大砲の特性を理解するビザンツ側は、城壁にウルバン砲が撃ち込まれるごとに破壊された箇所を補修することで、オスマン軍の侵入を巧みに阻んでいました。

同様に城壁の下に穴を掘り進めて侵入を試みるも、ギリシャ火薬によって阻まれるなど手詰まり状態となります。

撤退の二文字が浮かぶ中、メフメトは状況を一転させる奇策を講じます。

コンスタンティノープルが過去に一度だけ、攻略された際の「金角湾」に焦点を置いたメフメトは、その入口から5キロほど北に離れた海岸に艦隊を配置します。

それから山を切り開いて道を作り、そこに油脂を塗った丸太を敷き詰め、夜通しで約70隻の艦隊を山越えさせ、金角湾の鉄鎖の内側まで運びました。

艦隊を運ぶオスマン軍

歴史に伝わるところの、いわゆる“艦隊の山越え”です。

‘’艦隊の山越え‘’

翌朝、金角湾に浮かぶオスマン艦隊を目撃したビザンツ兵は動揺を隠せず、金角湾側にも防衛線を分散せざるを得なくなりました。

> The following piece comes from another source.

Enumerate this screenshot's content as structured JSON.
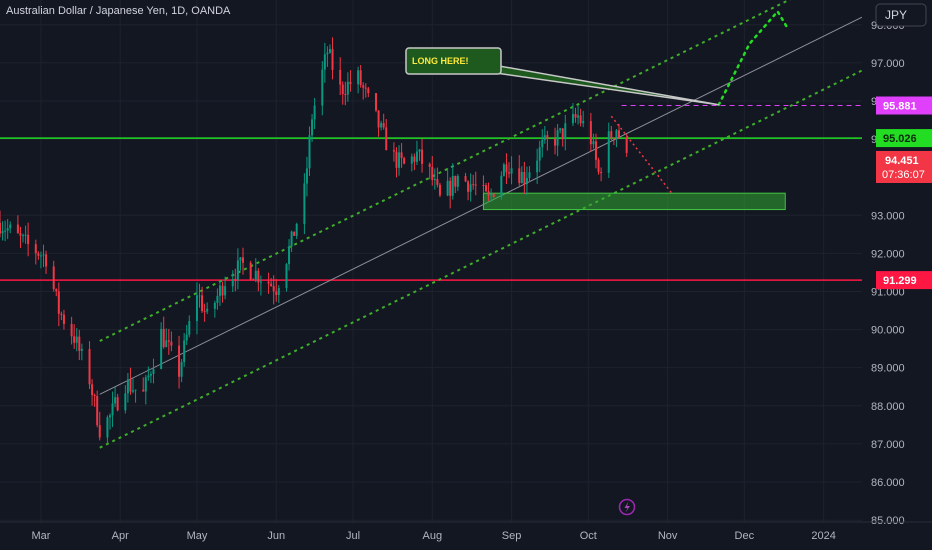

5月24日の夜、コンスタンティノープルの上空では月食が起こり、満月の時期であるにもかかわらず、三日月のような形状の月が昇ります。

これが単なる月食に過ぎないことは、当時の人々の誰もが理解していたことですが、まるで1000年以上存続してきたビザンツ帝国が、滅亡する予兆にも見えていたかもしれません。


混乱の中で散ったビザンツ最後の皇帝


もはや趨勢は決した中、ビザンツ皇帝「コンスタンティノス11世パレオロゴス」は、メフメトからの2度に渡る和平交渉での開城要求にも、“帝国なき皇帝として生きることは神に誓ってありえない”と断固拒否しました。

コンスタンティノス11世パレオロゴス

一説によれば、彼の最期は大剣を抜き払い、皇帝のきらびやかな衣を脱ぎ捨て、親衛隊と共にオスマン兵に向かって突撃したと言われていますが、創作により美化された感も否めず、実際のところは良く分かっていません。

ともあれ、1453年5月29日のコンスタンティノープルの陥落を以って、ローマ帝国の終焉と見なされる場合もあるそうです。

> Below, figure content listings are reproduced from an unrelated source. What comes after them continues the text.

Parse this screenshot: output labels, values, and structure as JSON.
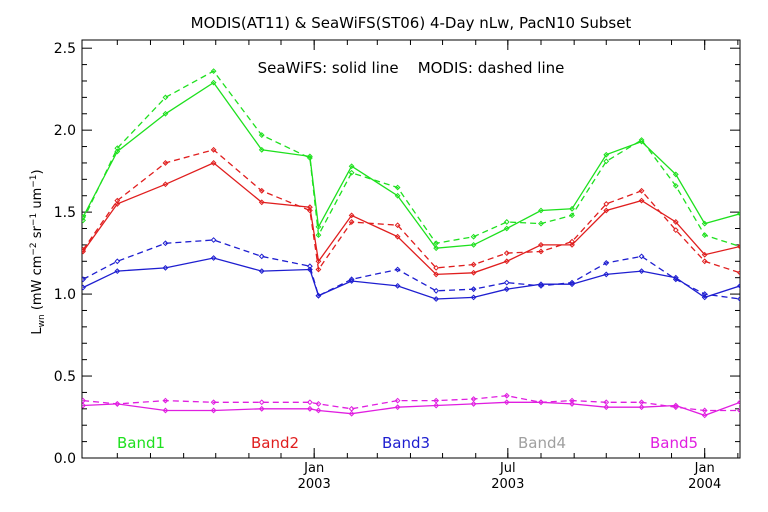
{
  "chart_data": {
    "type": "line",
    "title": "MODIS(AT11) & SeaWiFS(ST06) 4-Day nLw, PacN10 Subset",
    "subtitle": "SeaWiFS: solid line    MODIS: dashed line",
    "ylabel": "L_wn (mW cm^-2 sr^-1 um^-1)",
    "ylabel_parts": {
      "main": "L",
      "sub": "wn",
      "unit_prefix": " (mW cm",
      "exp1": "−2",
      "sr": " sr",
      "exp2": "−1",
      "um": " um",
      "exp3": "−1",
      "close": ")"
    },
    "xlim": [
      "2002-05-29",
      "2004-02-03"
    ],
    "ylim": [
      0,
      2.55
    ],
    "grid": false,
    "y_ticks": [
      {
        "value": 0.0,
        "label": "0.0"
      },
      {
        "value": 0.5,
        "label": "0.5"
      },
      {
        "value": 1.0,
        "label": "1.0"
      },
      {
        "value": 1.5,
        "label": "1.5"
      },
      {
        "value": 2.0,
        "label": "2.0"
      },
      {
        "value": 2.5,
        "label": "2.5"
      }
    ],
    "x_ticks": [
      {
        "date": "2003-01-01",
        "month": "Jan",
        "year": "2003"
      },
      {
        "date": "2003-07-01",
        "month": "Jul",
        "year": "2003"
      },
      {
        "date": "2004-01-01",
        "month": "Jan",
        "year": "2004"
      }
    ],
    "x": [
      "2002-05-30",
      "2002-07-01",
      "2002-08-15",
      "2002-09-29",
      "2002-11-13",
      "2002-12-28",
      "2003-01-05",
      "2003-02-05",
      "2003-03-20",
      "2003-04-25",
      "2003-05-30",
      "2003-06-30",
      "2003-08-01",
      "2003-08-30",
      "2003-10-01",
      "2003-11-03",
      "2003-12-05",
      "2004-01-01",
      "2004-02-03"
    ],
    "series": [
      {
        "name": "Band1",
        "color": "#1ee01e",
        "style": "solid",
        "values": [
          1.47,
          1.87,
          2.1,
          2.29,
          1.88,
          1.84,
          1.41,
          1.78,
          1.6,
          1.28,
          1.3,
          1.4,
          1.51,
          1.52,
          1.85,
          1.93,
          1.73,
          1.43,
          1.49
        ]
      },
      {
        "name": "Band1",
        "color": "#1ee01e",
        "style": "dashed",
        "values": [
          1.45,
          1.89,
          2.2,
          2.36,
          1.97,
          1.83,
          1.36,
          1.74,
          1.65,
          1.31,
          1.35,
          1.44,
          1.43,
          1.48,
          1.81,
          1.94,
          1.66,
          1.36,
          1.29
        ]
      },
      {
        "name": "Band2",
        "color": "#e01e1e",
        "style": "solid",
        "values": [
          1.26,
          1.55,
          1.67,
          1.8,
          1.56,
          1.53,
          1.2,
          1.48,
          1.35,
          1.12,
          1.13,
          1.2,
          1.3,
          1.3,
          1.51,
          1.57,
          1.44,
          1.24,
          1.29
        ]
      },
      {
        "name": "Band2",
        "color": "#e01e1e",
        "style": "dashed",
        "values": [
          1.27,
          1.57,
          1.8,
          1.88,
          1.63,
          1.51,
          1.15,
          1.44,
          1.42,
          1.16,
          1.18,
          1.25,
          1.26,
          1.32,
          1.55,
          1.63,
          1.39,
          1.2,
          1.13
        ]
      },
      {
        "name": "Band3",
        "color": "#1e1ed0",
        "style": "solid",
        "values": [
          1.04,
          1.14,
          1.16,
          1.22,
          1.14,
          1.15,
          0.99,
          1.08,
          1.05,
          0.97,
          0.98,
          1.03,
          1.06,
          1.06,
          1.12,
          1.14,
          1.1,
          0.98,
          1.05
        ]
      },
      {
        "name": "Band3",
        "color": "#1e1ed0",
        "style": "dashed",
        "values": [
          1.09,
          1.2,
          1.31,
          1.33,
          1.23,
          1.17,
          0.99,
          1.09,
          1.15,
          1.02,
          1.03,
          1.07,
          1.05,
          1.07,
          1.19,
          1.23,
          1.09,
          1.0,
          0.97
        ]
      },
      {
        "name": "Band5",
        "color": "#e01ee0",
        "style": "solid",
        "values": [
          0.32,
          0.33,
          0.29,
          0.29,
          0.3,
          0.3,
          0.29,
          0.27,
          0.31,
          0.32,
          0.33,
          0.34,
          0.34,
          0.33,
          0.31,
          0.31,
          0.32,
          0.26,
          0.34
        ]
      },
      {
        "name": "Band5",
        "color": "#e01ee0",
        "style": "dashed",
        "values": [
          0.35,
          0.33,
          0.35,
          0.34,
          0.34,
          0.34,
          0.33,
          0.3,
          0.35,
          0.35,
          0.36,
          0.38,
          0.34,
          0.35,
          0.34,
          0.34,
          0.31,
          0.29,
          0.29
        ]
      }
    ],
    "legend": [
      {
        "label": "Band1",
        "color": "#1ee01e"
      },
      {
        "label": "Band2",
        "color": "#e01e1e"
      },
      {
        "label": "Band3",
        "color": "#1e1ed0"
      },
      {
        "label": "Band4",
        "color": "#a0a0a0"
      },
      {
        "label": "Band5",
        "color": "#e01ee0"
      }
    ],
    "legend_position": "bottom"
  }
}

この出来事は、歴史上においても大きなターニングポイントとなりました。

聖地であるコンスタンティノープルが陥落して教皇の権威が失墜したことによって、後の「宗教改革」の遠因となり、陥落に前後して多くの学者や知識人が西欧に亡命したことで「ルネサンス」へと繋がります。

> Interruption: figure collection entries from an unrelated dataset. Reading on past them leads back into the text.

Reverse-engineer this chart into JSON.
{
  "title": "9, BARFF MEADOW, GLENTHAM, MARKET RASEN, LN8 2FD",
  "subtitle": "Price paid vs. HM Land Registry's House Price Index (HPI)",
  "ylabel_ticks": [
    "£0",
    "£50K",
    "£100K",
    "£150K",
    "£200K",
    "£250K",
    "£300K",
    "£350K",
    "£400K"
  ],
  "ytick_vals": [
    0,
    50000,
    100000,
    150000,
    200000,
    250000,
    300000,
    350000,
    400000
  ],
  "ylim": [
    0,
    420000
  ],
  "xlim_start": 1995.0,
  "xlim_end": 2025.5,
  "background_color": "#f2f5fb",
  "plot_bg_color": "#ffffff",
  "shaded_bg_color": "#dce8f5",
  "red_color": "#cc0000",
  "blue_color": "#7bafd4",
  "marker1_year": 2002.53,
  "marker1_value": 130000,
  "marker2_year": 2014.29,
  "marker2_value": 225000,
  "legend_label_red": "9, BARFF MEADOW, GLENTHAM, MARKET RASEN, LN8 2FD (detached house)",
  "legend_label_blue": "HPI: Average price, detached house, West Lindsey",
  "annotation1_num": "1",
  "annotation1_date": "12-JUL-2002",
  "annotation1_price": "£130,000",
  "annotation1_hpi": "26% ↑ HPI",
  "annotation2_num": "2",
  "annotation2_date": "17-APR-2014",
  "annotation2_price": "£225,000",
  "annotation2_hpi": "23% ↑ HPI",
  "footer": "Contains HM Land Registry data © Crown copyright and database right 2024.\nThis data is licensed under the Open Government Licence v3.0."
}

さらには、コンスタンティノープルを通過する海運ルートを失ったキリスト教国は、新たなルートを模索するべく「大航海時代」の始まりを告げることになります。


オスマン帝国の首都“イスタンブール”へ


戦後、コンスタンティノープルから「イスタンブール」へ名を改めたメフメトは、「エディルネ」から機能を移転して、この地をオスマン帝国の首都と定めました。

イスタンブール

ビザンティン建築における最高傑作とも評されるハギア・ソフィア大聖堂は、「アヤ・ソフィア」としてモスクに改修されます。

アヤ・ソフィア

さらに、ビザンツ時代からの“旧宮殿”に、“新宮殿”を造営する形で「トプカプ宮殿」が完成します。

トプカプ宮殿

17世紀になると、スルタン・アフメト1世によって「スルタンアフメト・モスク」が建造されました。

ブルー・モスクの内部

青い色調の美麗さから“ブルー・モスク”とも呼ばれるスルタンアフメト・モスクは、優美な6本の「ミナレット」と大ドームの外観が特徴的で、“世界一美しいモスク”と評されています。

また、オスマン帝国最盛期のスレイマン1世の治世時代には、「ミマール・スィナン」が設計した「スレイマニエ・モスク」が建設されています。

スレイマニエ・モスク

私がイスタンブールを訪れた際、大変印象的だったのは、街歩きをしているだけでも古来からの変遷がひしひしと感じられ、まさに“歴史地区”という言葉がしっくり来るような地だということです。

古代ギリシャ時代の「蛇の柱」とオベリスク
コンスタンティノープル最古のアギア・イリニ教会
アレクサンドロス大王の石棺
ビザンツ時代に建造された地下宮殿

イスタンブールの旧市街には、狭い隘路の足元に、古い石畳が敷かれた道が張り巡らされています。

イスタンブール旧市街の石畳

古代ギリシャからローマ帝国、ビザンツ帝国を経て現在に至るまで、歴史的建造物が各地に残存しており、東西文明の十字路であった歴史を物語る街並みは、イスタンブールにおける最大の魅力かもしれません。